Why not? Why should I believe I on my own cannot be a cause of one of my decisions?
Because stating that "the cause of X is
me" is different from saying "the cause of X is
a mental state of me." A ball rolling into another ball causes the second ball to move. The ball on its own causes nothing - it just sits there. The ball has to be combined with properties of hardness and movement for anything to happen.
Likewise
you on your own cause nothing, it is the mental states which make
you up that have causative power.
A mental state would be the cause if I acted irrationally perhaps, but normal decision making, that comes from have a normal mental state in which the brain is used and conscousness is obtained and decisions are the result---i.e. caused by my brain and consciousness and normal mental state.
What, other than your mental state, can be the cause of your decision? Remember your mental state is the sum total of everything in your mind at any one time - it includes thoughts, ideas, emotions, memories, immediate sense data and more.

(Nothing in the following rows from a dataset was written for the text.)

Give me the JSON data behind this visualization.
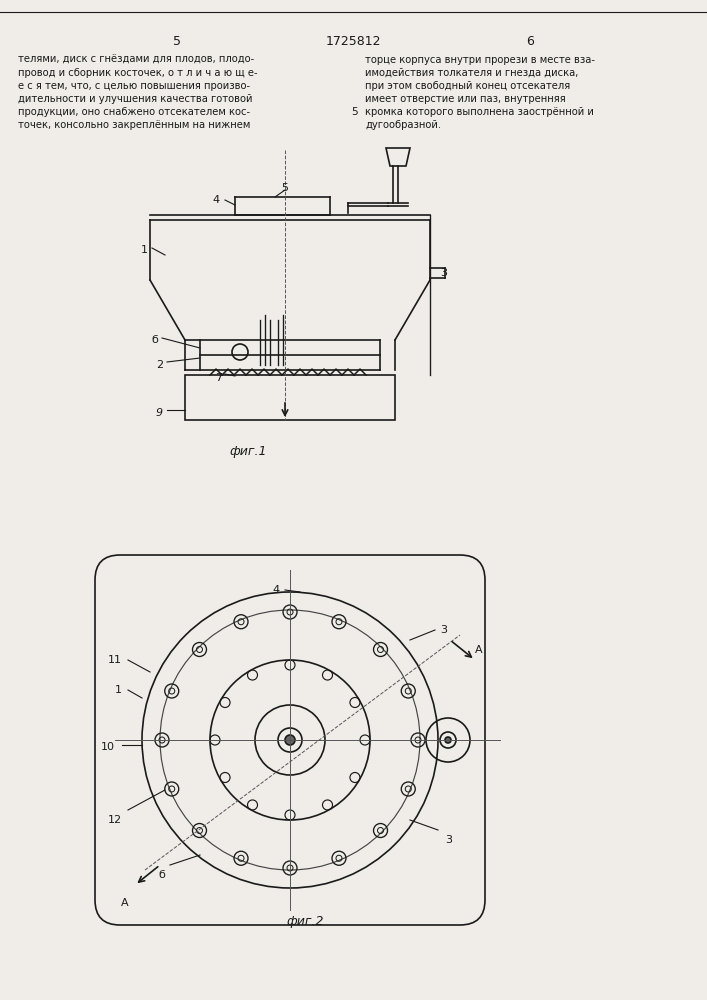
{
  "page_numbers": [
    "5",
    "1725812",
    "6"
  ],
  "text_left": [
    "телями, диск с гнёздами для плодов, плодо-",
    "провод и сборник косточек, о т л и ч а ю щ е-",
    "е с я тем, что, с целью повышения произво-",
    "дительности и улучшения качества готовой",
    "продукции, оно снабжено отсекателем кос-    5",
    "точек, консольно закреплённым на нижнем"
  ],
  "text_right": [
    "торце корпуса внутри прорези в месте вза-",
    "имодействия толкателя и гнезда диска,",
    "при этом свободный конец отсекателя",
    "имеет отверстие или паз, внутренняя",
    "кромка которого выполнена заострённой и",
    "дугообразной."
  ],
  "fig1_caption": "фиг.1",
  "fig2_caption": "фиг.2",
  "bg_color": "#f0ede8",
  "line_color": "#1a1a1a",
  "line_width": 1.2
}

I don't understand what infintie states have to do with this issue. While there is a sense in which I cannot control my mental state, there is also a sense in which I can control my actions regardless of my mental state.
Again you are ignoring my argument and essentially repeating what you've already said. The point of an argument is that, if you follow it, you are forced to the conclusion. You can't just deny the conclusion and leave it at that!
First, let me say that there is no way in which
you can control your actions if
your mental state does not
entirely control those actions. Your mental state - your thoughts, memories, etc,
must be the agent behind a decision if that decision is made by you - if something other than your mental state (your thoughts, memories, etc) causes the decision, how can it be you who made the decision?
Now, you say that you (and I will assume you agree that this must mean "one of your mental states") control your decision. So I ask, what controls that control?
Is it another mental state, or is it something outside you? The trichotomy is that, after I ask you this any number of times, your answer must be one of three things:
- It is another mental state
- Nothing caused this mental state
- Something outside me caused this mental state
You can't keep answer (1) - that is where infinite regress comes in. You've not existed forever, so you can't just have infinite mental states.
And you can't answer (3) because then that is admitting that your decision was actually caused by something outside you.
So then you are left with (2) which means you have something which
nothing caused. But such things don't exist, as far as we can tell (ignoring quantum mechanics, but as I say, if you want I can form a slightly different version of the same argument which gets around that) so (2) is not a viable option either.
So the only option that isn't absurd is (3). Now, to argue back, you either need to produce a fourth option, or defend (1) or (2).
Why should I believe that to be true? Why does something other than me have to be the cause of my decisions? Why can I not be the cause of my decisions?
... Those statements were a summary of the conclusion of the argument. Is there a point of the argument you wish me to clarify? The idea is that the conclusion (something other than you caused your decision) follows from the argument.